L D (EFE) El Instituto Nacional de Meteorología prevé, coincidiendo con la llegada del invierno, nevadas en Navarra, La Rioja, Cordillera Ibérica, Pirineos, Asturias y meseta norte, y lluvias en el Cantábrico, Galicia, Castilla y León y Baleares, así como una bajada de temperaturas en todo el área peninsular, más marcado en el cuadrante nordeste, donde será "notable".

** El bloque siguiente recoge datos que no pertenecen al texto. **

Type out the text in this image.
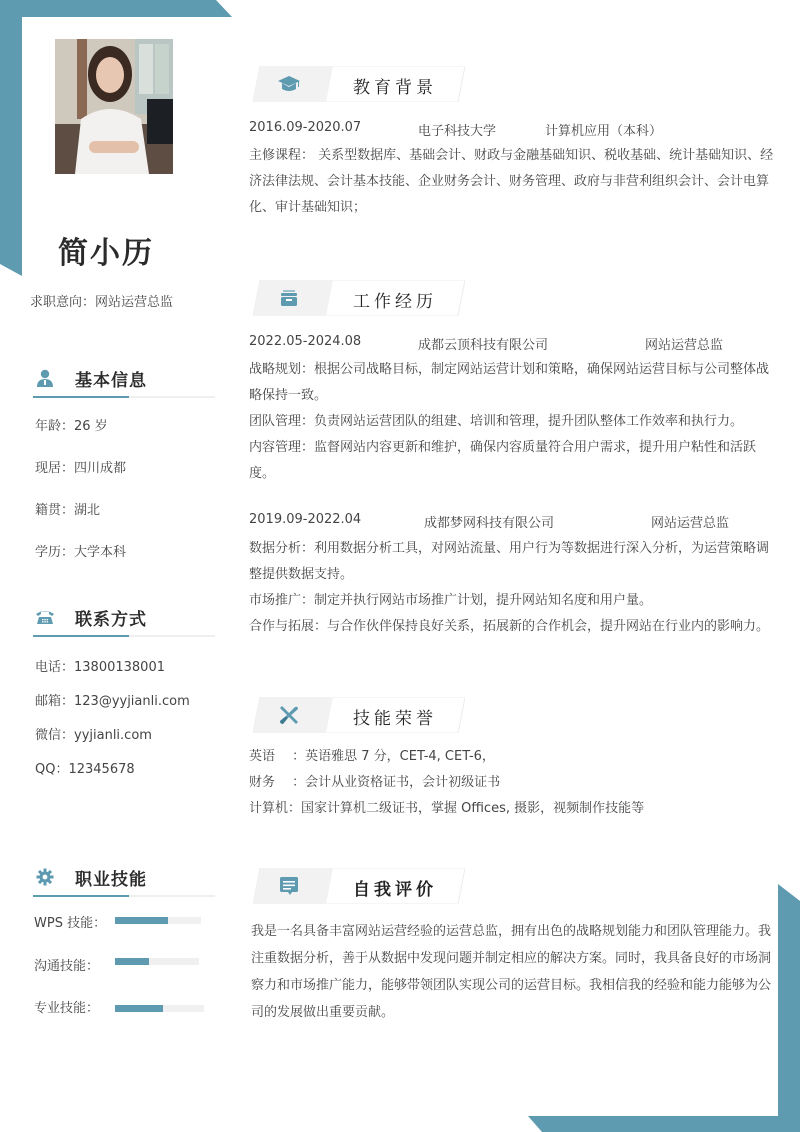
简小历
求职意向：网站运营总监
基本信息
年龄：26 岁
现居：四川成都
籍贯：湖北
学历：大学本科
联系方式
电话：13800138001
邮箱：123@yyjianli.com
微信：yyjianli.com
QQ：12345678
职业技能
WPS 技能：
沟通技能：
专业技能：
教育背景
2016.09-2020.07	电子科技大学	计算机应用（本科）
主修课程： 关系型数据库、基础会计、财政与金融基础知识、税收基础、统计基础知识、经济法律法规、会计基本技能、企业财务会计、财务管理、政府与非营利组织会计、会计电算化、审计基础知识；
工作经历
2022.05-2024.08	成都云顶科技有限公司	网站运营总监
战略规划：根据公司战略目标，制定网站运营计划和策略，确保网站运营目标与公司整体战略保持一致。
团队管理：负责网站运营团队的组建、培训和管理，提升团队整体工作效率和执行力。
内容管理：监督网站内容更新和维护，确保内容质量符合用户需求，提升用户粘性和活跃度。
2019.09-2022.04	成都梦网科技有限公司	网站运营总监
数据分析：利用数据分析工具，对网站流量、用户行为等数据进行深入分析，为运营策略调整提供数据支持。
市场推广：制定并执行网站市场推广计划，提升网站知名度和用户量。
合作与拓展：与合作伙伴保持良好关系，拓展新的合作机会，提升网站在行业内的影响力。
技能荣誉
英语 　：英语雅思 7 分，CET-4, CET-6，
财务 　：会计从业资格证书，会计初级证书
计算机：国家计算机二级证书，掌握 Offices, 摄影，视频制作技能等
自我评价
我是一名具备丰富网站运营经验的运营总监，拥有出色的战略规划能力和团队管理能力。我注重数据分析，善于从数据中发现问题并制定相应的解决方案。同时，我具备良好的市场洞察力和市场推广能力，能够带领团队实现公司的运营目标。我相信我的经验和能力能够为公司的发展做出重要贡献。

La mañana del lunes, el Sol aparecerá en el punto más lejano del sur del cielo, lo que provocará que sea el día con menos horas de luz del año y, por ende, el de la noche más larga, es decir, se vivirá el solsticio de invierno. Esa posición del Sol conlleva, además, otro efecto, la sombra que proyectan los objetos al mediodía es la más larga de todo el año, y eso es fácilmente comprobable si se mide la de una estructura estable, como un edificio o una señal de tráfico, y se compara con la del día siguiente.

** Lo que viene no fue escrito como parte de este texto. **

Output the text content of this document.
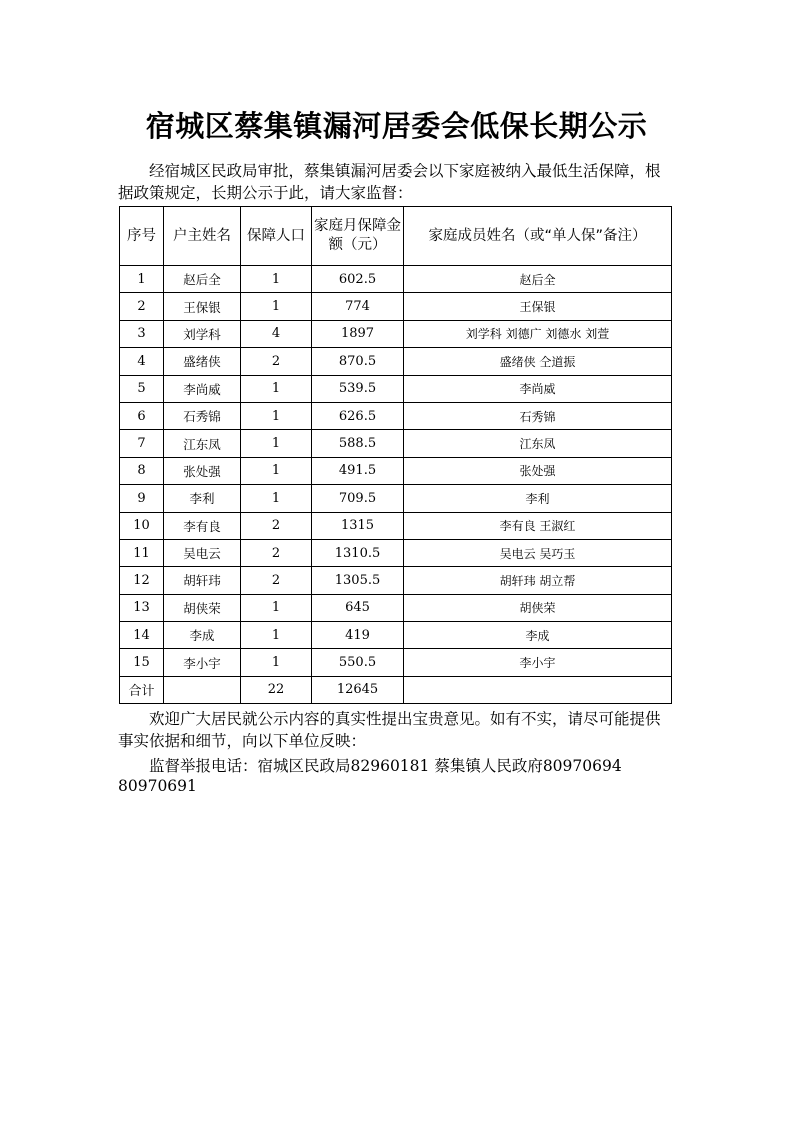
宿城区蔡集镇漏河居委会低保长期公示
经宿城区民政局审批，蔡集镇漏河居委会以下家庭被纳入最低生活保障，根据政策规定，长期公示于此，请大家监督：
序号	户主姓名	保障人口	家庭月保障金额（元）	家庭成员姓名（或“单人保”备注）
1	赵后全	1	602.5	赵后全
2	王保银	1	774	王保银
3	刘学科	4	1897	刘学科 刘德广 刘德水 刘萱
4	盛绪侠	2	870.5	盛绪侠 仝道振
5	李尚威	1	539.5	李尚威
6	石秀锦	1	626.5	石秀锦
7	江东凤	1	588.5	江东凤
8	张处强	1	491.5	张处强
9	李利	1	709.5	李利
10	李有良	2	1315	李有良 王淑红
11	吴电云	2	1310.5	吴电云 吴巧玉
12	胡轩玮	2	1305.5	胡轩玮 胡立帮
13	胡侠荣	1	645	胡侠荣
14	李成	1	419	李成
15	李小宇	1	550.5	李小宇
合计		22	12645	
欢迎广大居民就公示内容的真实性提出宝贵意见。如有不实，请尽可能提供事实依据和细节，向以下单位反映：
监督举报电话：宿城区民政局82960181 蔡集镇人民政府80970694
80970691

Las estaciones son el resultado del hecho de que el eje de la Tierra está inclinado, de modo que la altitud máxima del Sol sobre el horizonte cambia durante el año, y por consiguiente, un lugar dado de la Tierra recibe cantidades diferentes de Sol en distintas épocas del año. En el hemisferio norte, el invierno comienza en el solsticio de invierno, la primavera en el equinoccio vernal, el verano en el solsticio de verano y el otoño en el equinoccio de otoño, y en el hemisferio sur sucede al revés.

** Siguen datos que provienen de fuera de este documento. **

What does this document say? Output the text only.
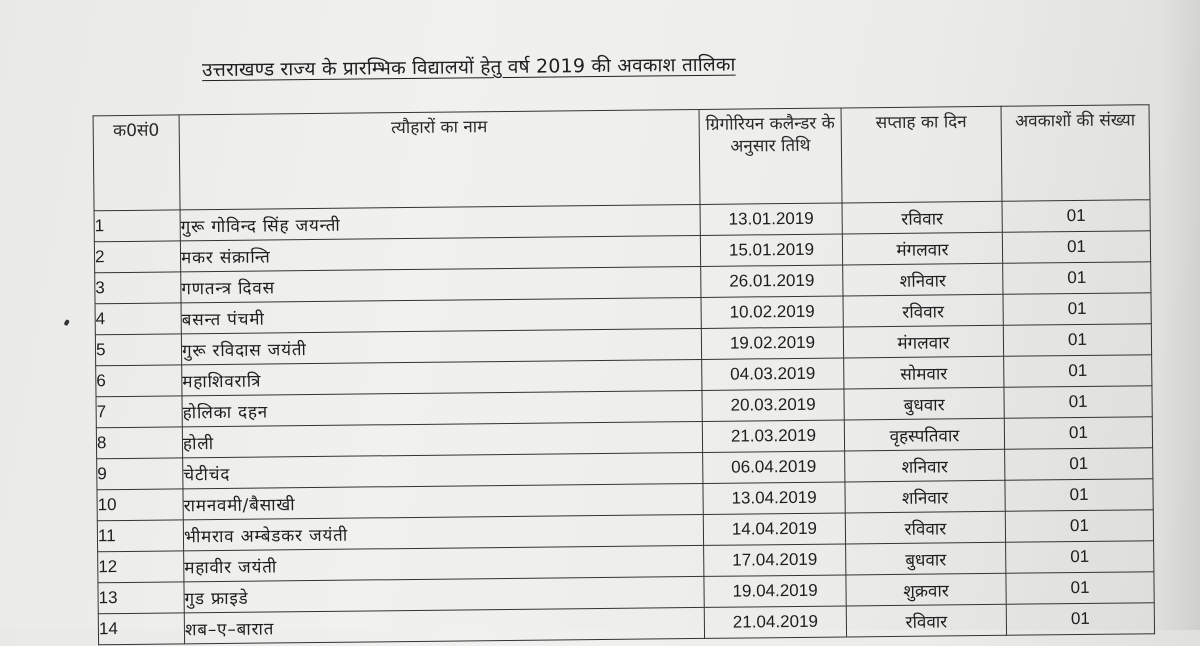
उत्तराखण्ड राज्य के प्रारम्भिक विद्यालयों हेतु वर्ष 2019 की अवकाश तालिका
क0सं0	त्यौहारों का नाम	ग्रिगोरियन कलैन्डर के अनुसार तिथि	सप्ताह का दिन	अवकाशों की संख्या
1	गुरू गोविन्द सिंह जयन्ती	13.01.2019	रविवार	01
2	मकर संक्रान्ति	15.01.2019	मंगलवार	01
3	गणतन्त्र दिवस	26.01.2019	शनिवार	01
4	बसन्त पंचमी	10.02.2019	रविवार	01
5	गुरू रविदास जयंती	19.02.2019	मंगलवार	01
6	महाशिवरात्रि	04.03.2019	सोमवार	01
7	होलिका दहन	20.03.2019	बुधवार	01
8	होली	21.03.2019	वृहस्पतिवार	01
9	चेटीचंद	06.04.2019	शनिवार	01
10	रामनवमी/बैसाखी	13.04.2019	शनिवार	01
11	भीमराव अम्बेडकर जयंती	14.04.2019	रविवार	01
12	महावीर जयंती	17.04.2019	बुधवार	01
13	गुड फ्राइडे	19.04.2019	शुक्रवार	01
14	शब–ए–बारात	21.04.2019	रविवार	01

Este día "oscuro y triste" ha sido, sin embargo, el elegido históricamente para homenajear al Sol. En Mesopotamia, Persia, Babilonia, o las antiguas Roma y Grecia se celebraba que el Sol había vencido a la oscuridad, y que, a partir de ese día, cada jornada traería algo más de luz. Y ello porque el Sol llega a su punto más septentrional y emprende en el solsticio su larga marcha hacia el norte, un signo de que el clima será más cálido en unos meses.